J’ai eu l’idée, à l’approche de l’an nouveau, d’aller rendre visite à M. Jules Verne. Je lui devais cette marque de reconnaissance pour les bons moments qu’il m’a fait passer jadis. J’avais une grande curiosité de voir et d’interroger cet auteur, dont les inventions surprenantes ont charmé plusieurs millions de jeunes Français. On m’avait assuré qu’il ne quittait plus la ville d’Amiens, où sa résidence est établie. Je l’instruisis de mon dessein et je reçus aussitôt un aimable billet qui me donnait rendez-vous.

« Je ne suis qu’un provincial, me disait en substance M. Jules Verne, mais je connais bien ma province. Je vous montrerai notre chère cathédrale. » Au jour indiqué, je débarquai dans la vieille cité et m’informai du logis de l’écrivain. Quand l’employé de la gare, à qui je demandais ce renseignement, sut par quelle personne j’étais attendu, il prit une attitude respectueuse et j’augurai de son empressement que le père de Michel Strogoff jouissait, à Amiens, d’une considération élevée et que sa popularité égalait, pour le moins, celle des tours gothiques, des toiles de Puvis de Chavannes et des fameux pâtés de canard dont s’enorgueillit, à bon droit, la capitale de la Picardie : « Rue Charles-Dubois, une belle maison avec un mur et un portail ; vous n’avez qu’à suivre la voie du chemin de fer. »

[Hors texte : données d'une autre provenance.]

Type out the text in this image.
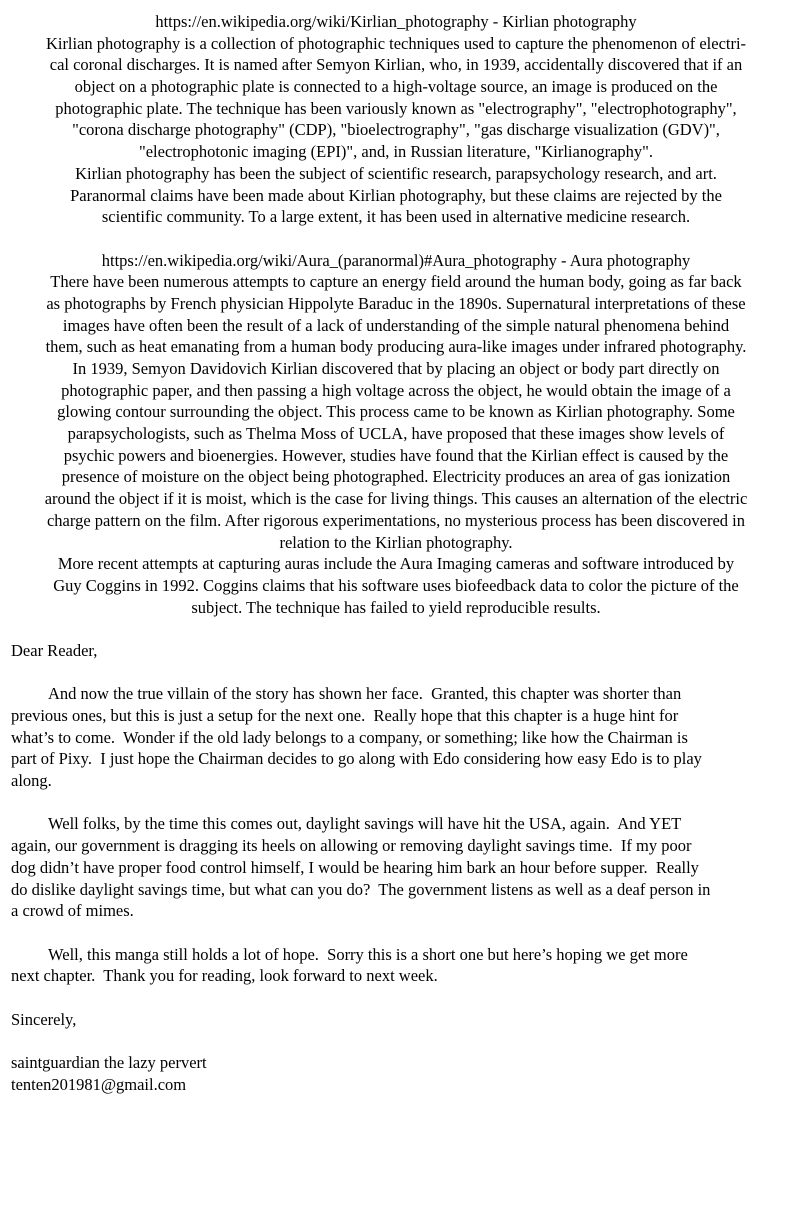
https://en.wikipedia.org/wiki/Kirlian_photography - Kirlian photography
Kirlian photography is a collection of photographic techniques used to capture the phenomenon of electri-
cal coronal discharges. It is named after Semyon Kirlian, who, in 1939, accidentally discovered that if an
object on a photographic plate is connected to a high-voltage source, an image is produced on the
photographic plate. The technique has been variously known as "electrography", "electrophotography",
"corona discharge photography" (CDP), "bioelectrography", "gas discharge visualization (GDV)",
"electrophotonic imaging (EPI)", and, in Russian literature, "Kirlianography".
Kirlian photography has been the subject of scientific research, parapsychology research, and art.
Paranormal claims have been made about Kirlian photography, but these claims are rejected by the
scientific community. To a large extent, it has been used in alternative medicine research.
https://en.wikipedia.org/wiki/Aura_(paranormal)#Aura_photography - Aura photography
There have been numerous attempts to capture an energy field around the human body, going as far back
as photographs by French physician Hippolyte Baraduc in the 1890s. Supernatural interpretations of these
images have often been the result of a lack of understanding of the simple natural phenomena behind
them, such as heat emanating from a human body producing aura-like images under infrared photography.
In 1939, Semyon Davidovich Kirlian discovered that by placing an object or body part directly on
photographic paper, and then passing a high voltage across the object, he would obtain the image of a
glowing contour surrounding the object. This process came to be known as Kirlian photography. Some
parapsychologists, such as Thelma Moss of UCLA, have proposed that these images show levels of
psychic powers and bioenergies. However, studies have found that the Kirlian effect is caused by the
presence of moisture on the object being photographed. Electricity produces an area of gas ionization
around the object if it is moist, which is the case for living things. This causes an alternation of the electric
charge pattern on the film. After rigorous experimentations, no mysterious process has been discovered in
relation to the Kirlian photography.
More recent attempts at capturing auras include the Aura Imaging cameras and software introduced by
Guy Coggins in 1992. Coggins claims that his software uses biofeedback data to color the picture of the
subject. The technique has failed to yield reproducible results.
Dear Reader,
And now the true villain of the story has shown her face.  Granted, this chapter was shorter than
previous ones, but this is just a setup for the next one.  Really hope that this chapter is a huge hint for
what’s to come.  Wonder if the old lady belongs to a company, or something; like how the Chairman is
part of Pixy.  I just hope the Chairman decides to go along with Edo considering how easy Edo is to play
along.
Well folks, by the time this comes out, daylight savings will have hit the USA, again.  And YET
again, our government is dragging its heels on allowing or removing daylight savings time.  If my poor
dog didn’t have proper food control himself, I would be hearing him bark an hour before supper.  Really
do dislike daylight savings time, but what can you do?  The government listens as well as a deaf person in
a crowd of mimes.
Well, this manga still holds a lot of hope.  Sorry this is a short one but here’s hoping we get more
next chapter.  Thank you for reading, look forward to next week.
Sincerely,
saintguardian the lazy pervert
tenten201981@gmail.com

Mon coup de cloche a troublé la solitude de la rue Charles-Dubois. L’huis s’entrebâille et je me trouve au milieu d’une cour sablée, que prolonge sur la gauche un riant jardin. Devant moi, j’aperçois une cuisine flambante, aux cuivres luisants, et d’où s’exhalent des parfums suaves. À droite, une véranda fermée en forme de serre. Quelqu’un se hâte et descend les marches du perron. C’est lui… M. Jules Verne sera septuagénaire aux fraises prochaines, étant né au printemps de 1828 ; il porte avec verdeur le poids de l’âge et, si un vieil accident a rendu sa jambe un peu paresseuse, son esprit a conservé une vivacité juvénile. Il m’introduit dans le salon, où Mme Jules Verne vient nous rejoindre, et je me sens tout de suite à l’aise, réchauffé par cette sympathie. Mme Jules Verne me fait avec grâce les honneurs de sa maison, que décorent des meubles et des bibelots de prix, et me guide vers une petite pièce où la table du déjeuner est dressée.

« Notre salle à manger est trop vaste ; nous prenons ici nos repas en tête à tête. Nous avons ajouté votre couvert. »

M. Verne se nourrit d’œufs et d’herbage, tout comme s’il était végétarien. Mme Verne a un appétit d’oiseau. Et tandis que par politesse, et aussi par gourmandise, je m’empresse à goûter aux choses exquises qui ont été préparées à ma seule intention, mes hôtes m’entretiennent du présent et du passé, de l’édition amiennoise et des souvenirs déjà lointains de Paris.

M. Jules Verne a été élu conseiller municipal ; c’est un conseiller très zélé, qui n’a jamais manqué aux séances. Mme Jules Verne partage son temps entre les devoirs de la charité et le plaisir du théâtre ; elle a une loge qu’elle laisse rarement inoccupée, et elle savoure les copieux spectacles que l’impresario réserve à ses abonnés et qui se composent, pour le moins, de douze ou quinze actes variés – la Tour de Nesle, Bébé, la Mascotte. Le lendemain matin, à cinq heures, M. Jules Verne se rassied à son bureau. Leur existence s’écoule sans ennui, sans fièvre, parmi ces amusements et ces travaux. Voilà bientôt un demi-siècle que dure cette quiétude. Et ils espèrent qu’aucun accident ne la viendra troubler et qu’ils mourront aussi paisiblement qu’ils auront vécu. Deux heures à peine séparent Amiens de Paris et ils n’éprouvent pas le désir de monter en wagon pour contempler le sommet de la tour Eiffel.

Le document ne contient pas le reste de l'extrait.